For that purpose, the Cuban authorities have set as part of its strategic objective in 2011 to conclude the first stage of the migration to free software in all government departments, he said.
Also the Cuban NOVA Linux will be the operating system used on 90 percent of its workstations.
Moreno is in charge of managing the entire process of the migration to the so-called free programs. He stressed that the process would increase Cuba's technological sovereignty while cutting the cost at the same time.
Cuba's Customs Administration would be the first department to migrate completely. It is currently using free software developed in Cuba even though the entire IT infrastructure in the country has not been migrated.
Also the ministries of education, culture, health and informatics and communications, among others, will switch to free national software, Moreno said.
He highlighted the Cuban Nova Linux 3.0, launched at the 14th International Convention and Fair Informatica 2011 in Havana, which aims to achieve standards of excellence in terms of technological independence, sovereignty and security.
"Moreover, conditions are created to meet an old claim that computers assembled in the country are to be distributed with two operation systems installed, the Cuban Nova Linux and Windows," Moreno said.

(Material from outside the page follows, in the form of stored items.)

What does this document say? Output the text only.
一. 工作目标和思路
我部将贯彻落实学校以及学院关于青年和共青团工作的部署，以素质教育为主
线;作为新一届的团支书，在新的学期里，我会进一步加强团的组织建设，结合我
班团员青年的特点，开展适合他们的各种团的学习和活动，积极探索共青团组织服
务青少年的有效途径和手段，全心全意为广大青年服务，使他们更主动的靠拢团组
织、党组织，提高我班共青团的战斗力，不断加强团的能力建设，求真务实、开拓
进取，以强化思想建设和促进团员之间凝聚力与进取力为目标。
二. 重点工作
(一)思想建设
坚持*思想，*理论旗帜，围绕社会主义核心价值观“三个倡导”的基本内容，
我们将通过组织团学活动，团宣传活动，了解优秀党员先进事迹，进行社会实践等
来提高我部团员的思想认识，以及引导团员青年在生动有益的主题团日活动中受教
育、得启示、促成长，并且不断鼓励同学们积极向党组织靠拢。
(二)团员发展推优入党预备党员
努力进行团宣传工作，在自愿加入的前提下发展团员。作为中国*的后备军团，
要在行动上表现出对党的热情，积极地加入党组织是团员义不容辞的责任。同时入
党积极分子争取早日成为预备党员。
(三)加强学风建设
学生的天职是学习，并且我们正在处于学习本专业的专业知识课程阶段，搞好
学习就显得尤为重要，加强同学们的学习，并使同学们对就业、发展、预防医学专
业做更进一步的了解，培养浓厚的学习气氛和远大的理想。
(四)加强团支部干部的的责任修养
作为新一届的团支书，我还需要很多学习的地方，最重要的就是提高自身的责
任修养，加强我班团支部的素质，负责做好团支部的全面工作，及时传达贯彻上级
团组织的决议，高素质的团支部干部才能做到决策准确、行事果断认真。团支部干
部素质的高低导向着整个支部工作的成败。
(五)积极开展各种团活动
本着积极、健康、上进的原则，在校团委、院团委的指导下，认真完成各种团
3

The U.S. embargo law prohibits Cuba from access to software developed under U.S. patents. So Cubans are not supposed to work with Windows.
"The more complicated problem of the migration to free software is to convince end users, both because of the strong habit of using Microsoft Windows in Cuba, and the human nature of resisting change," he said.
"It is true that Microsoft Windows has long been used by Cubans, and Windows has so many facilities that people get used to easily, while some open source applications are not as robust in giving answers, despite the benefits they bring to the country. It is necessary to convince end users of the benefits of free software," Moreno said.
He said the Ministry of Information and Communications has set up a Disclosure Committee tasked to design the strategy to promote the use of open source software.
"The goal is to promote the culture and activities associated with the migration, primarily among professionals of information technology and the general public as well, and highlight the importance of the migration as a vital element to achieve higher levels of technological security and sovereignty," Moreno said.